Plants and fungi, taken together, do not compose a monophyletic group because their common ancestor (at the point of node “B”) is also shared by animals.
But plants, fungi, and animals, all taken together, do compose a monophyletic group by virtue of all three sharing the common ancestor at node “B.”
Figure 10-16 Members of a monophyletic group share a common ancestor and the group contains all of the descendants of that ancestor.
Reading an evolutionary tree reveals what groups are most closely related and can give us an approximation of how long it has been since they shared a common ancestor.
But how are evolutionary trees—that might hypothesize historical events that happened, in the case of the cat–dog split, 60 million years ago—constructed in the first place?
Until recently, these trees were assembled by looking carefully at numerous physical features of species and generating tables that compared these features across the species.
Figure 10-17 (Looking for clues in body structures) is a simple example of such a table. With only three features, this table shows a clear split between the characteristics of the lion and the hyena, on one hand, and the wolf and the bear on the other.

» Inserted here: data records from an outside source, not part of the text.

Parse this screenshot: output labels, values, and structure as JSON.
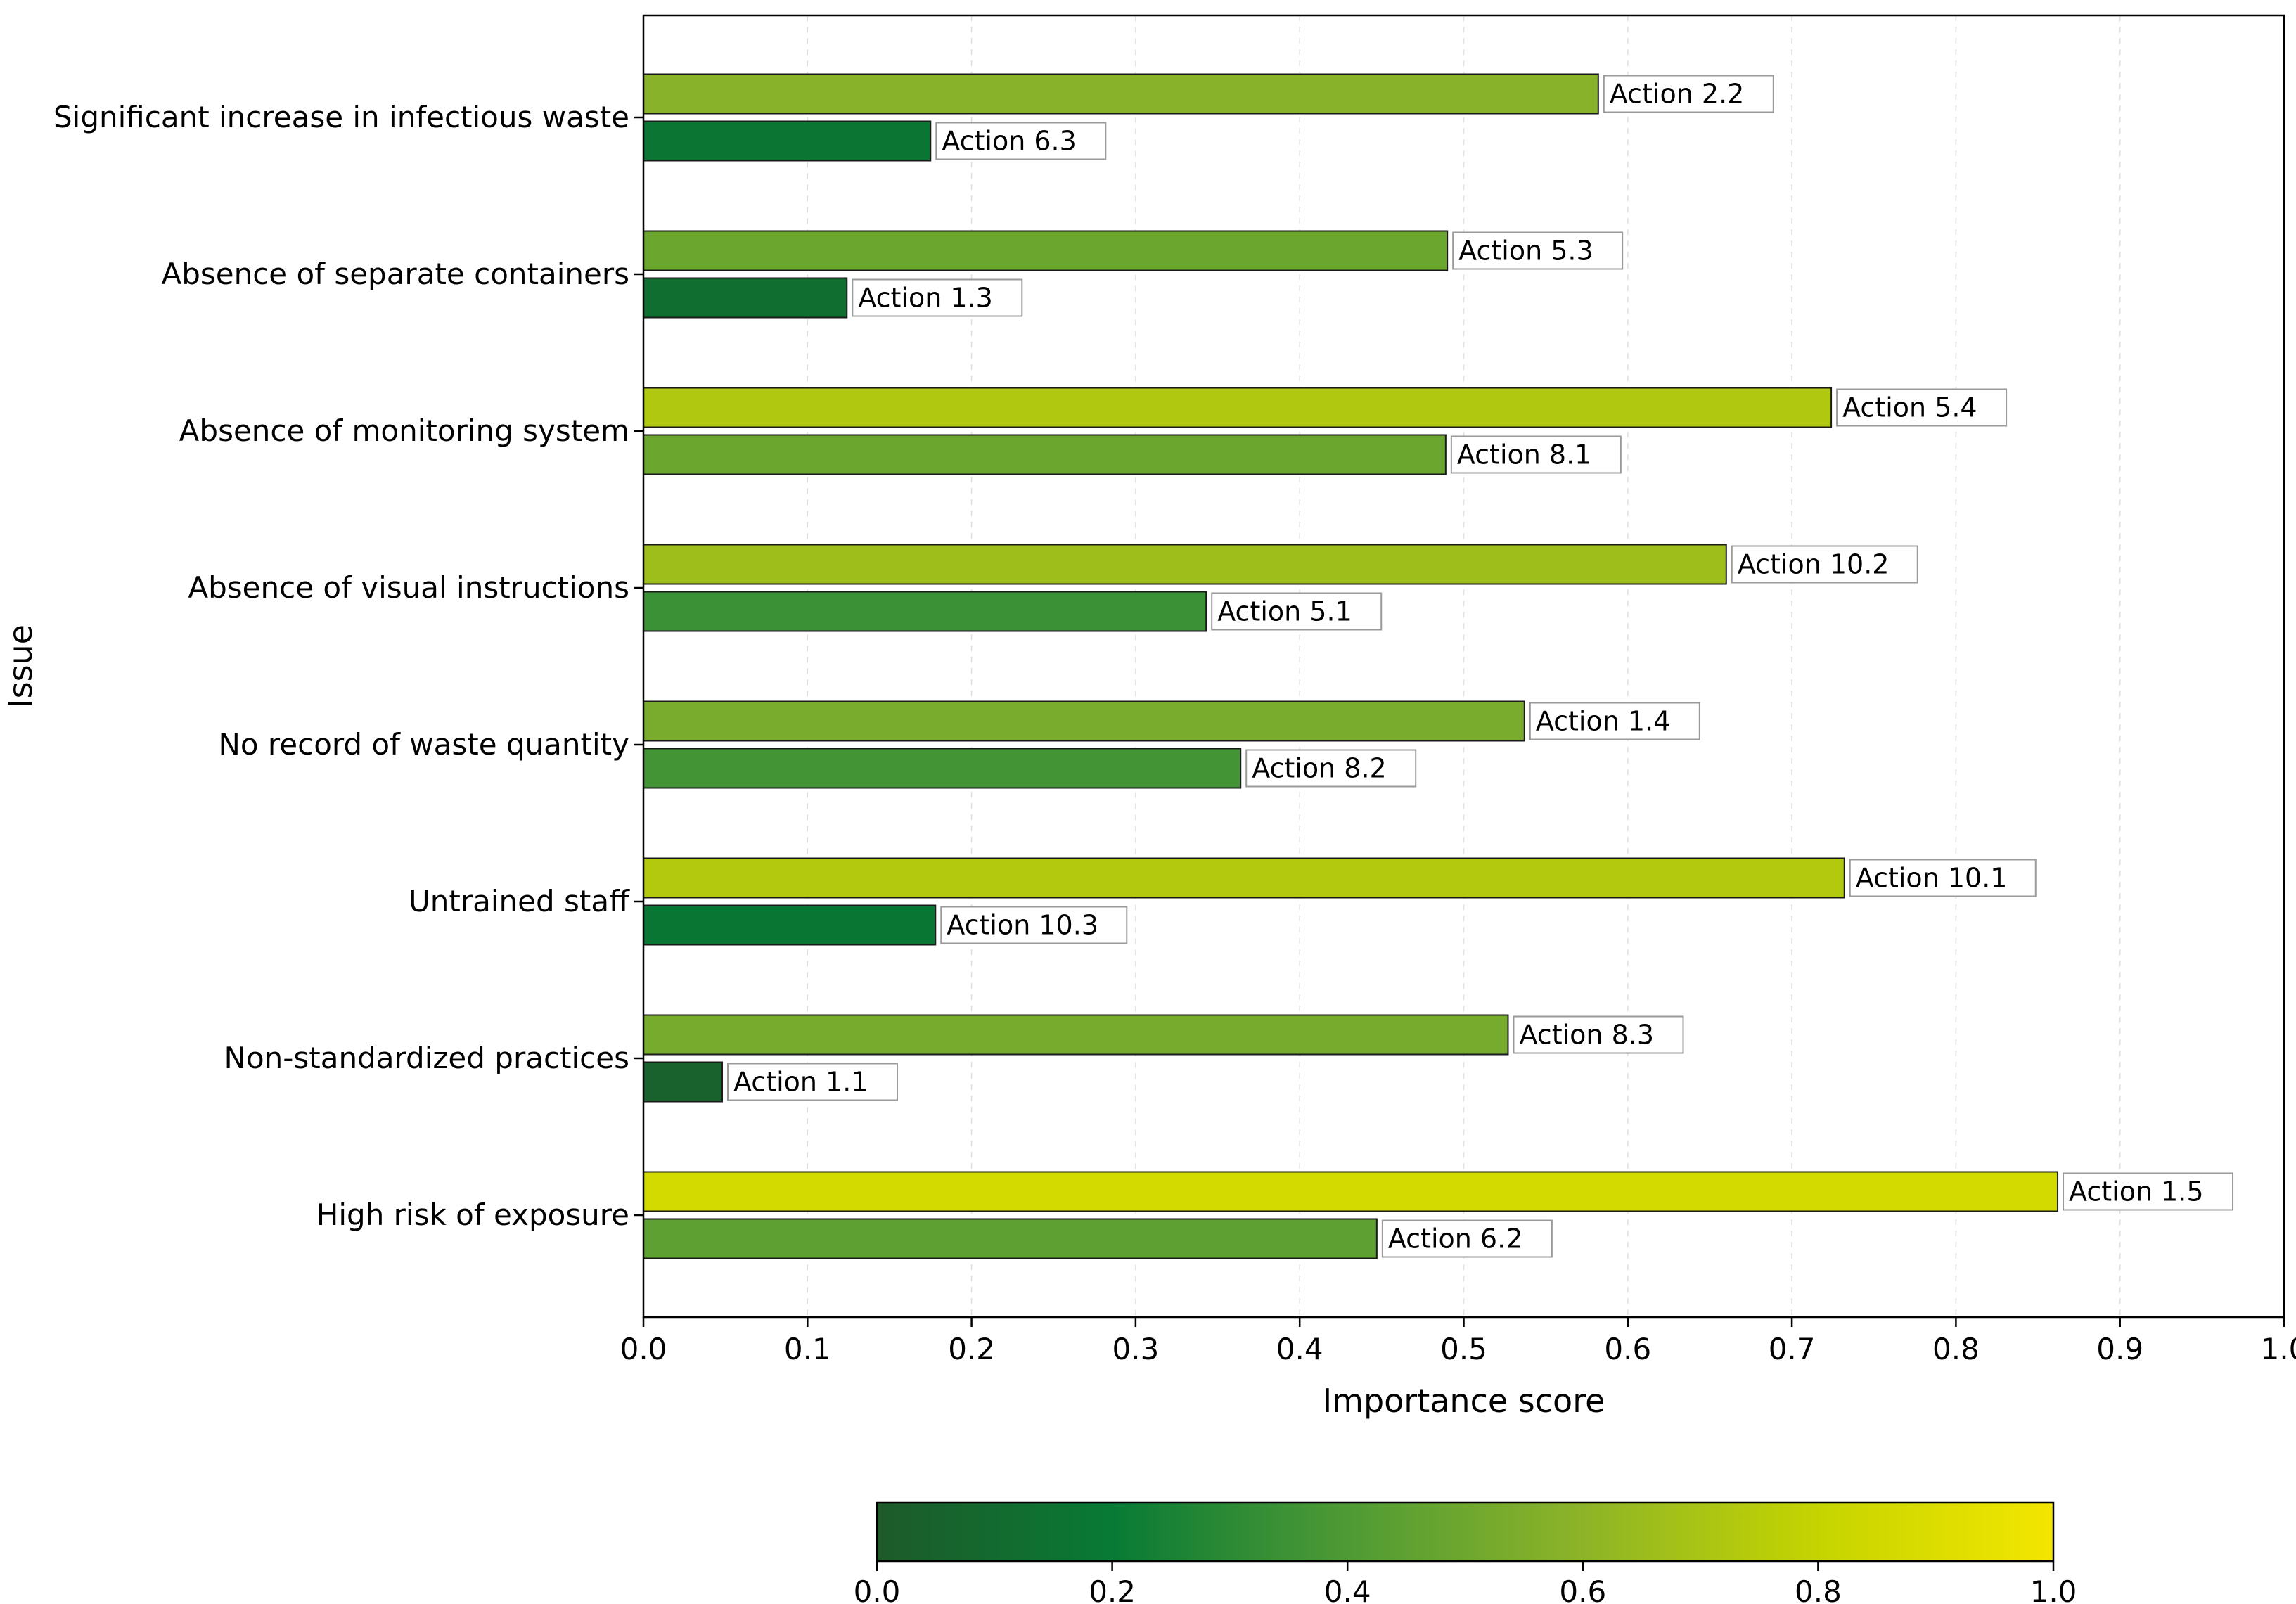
{
  "chart_data": {
    "type": "bar",
    "orientation": "horizontal",
    "title": "",
    "xlabel": "Importance score",
    "ylabel": "Issue",
    "xlim": [
      0,
      1.0
    ],
    "xticks": [
      "0.0",
      "0.1",
      "0.2",
      "0.3",
      "0.4",
      "0.5",
      "0.6",
      "0.7",
      "0.8",
      "0.9",
      "1.0"
    ],
    "grid": "vertical dashed",
    "categories": [
      {
        "label": "Significant increase in infectious waste",
        "bars": [
          {
            "action": "Action 2.2",
            "value": 0.582
          },
          {
            "action": "Action 6.3",
            "value": 0.175
          }
        ]
      },
      {
        "label": "Absence of separate containers",
        "bars": [
          {
            "action": "Action 5.3",
            "value": 0.49
          },
          {
            "action": "Action 1.3",
            "value": 0.124
          }
        ]
      },
      {
        "label": "Absence of monitoring system",
        "bars": [
          {
            "action": "Action 5.4",
            "value": 0.724
          },
          {
            "action": "Action 8.1",
            "value": 0.489
          }
        ]
      },
      {
        "label": "Absence of visual instructions",
        "bars": [
          {
            "action": "Action 10.2",
            "value": 0.66
          },
          {
            "action": "Action 5.1",
            "value": 0.343
          }
        ]
      },
      {
        "label": "No record of waste quantity",
        "bars": [
          {
            "action": "Action 1.4",
            "value": 0.537
          },
          {
            "action": "Action 8.2",
            "value": 0.364
          }
        ]
      },
      {
        "label": "Untrained staff",
        "bars": [
          {
            "action": "Action 10.1",
            "value": 0.732
          },
          {
            "action": "Action 10.3",
            "value": 0.178
          }
        ]
      },
      {
        "label": "Non-standardized practices",
        "bars": [
          {
            "action": "Action 8.3",
            "value": 0.527
          },
          {
            "action": "Action 1.1",
            "value": 0.048
          }
        ]
      },
      {
        "label": "High risk of exposure",
        "bars": [
          {
            "action": "Action 1.5",
            "value": 0.862
          },
          {
            "action": "Action 6.2",
            "value": 0.447
          }
        ]
      }
    ],
    "colorbar": {
      "range": [
        0.0,
        1.0
      ],
      "ticks": [
        "0.0",
        "0.2",
        "0.4",
        "0.6",
        "0.8",
        "1.0"
      ],
      "stops": [
        {
          "value": 0.0,
          "color": "#1e5a2a"
        },
        {
          "value": 0.2,
          "color": "#087a35"
        },
        {
          "value": 0.4,
          "color": "#4f9a35"
        },
        {
          "value": 0.6,
          "color": "#8db428"
        },
        {
          "value": 0.8,
          "color": "#c5d400"
        },
        {
          "value": 1.0,
          "color": "#f3e600"
        }
      ]
    }
  }
}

For most of the 1900s, biologists classifying organisms would often use 50 or more characters to generate a tree.
Beginning in the 1980s, biologists began using molecular sequences rather than physical traits to generate evolutionary trees. The rationale for this approach is that organisms inherit DNA from their ancestors and so as species diverge, their DNA sequences also diverge, becoming increasingly different. As more time that passes following the splitting of one species into two, the differences in their DNA sequences becomes greater. By comparing how similar the DNA sequences are between two groups, it is possible to estimate how long it has been since they shared a common ancestor (Figure 10-18 DNA sequences reveal evolutionary relatedness).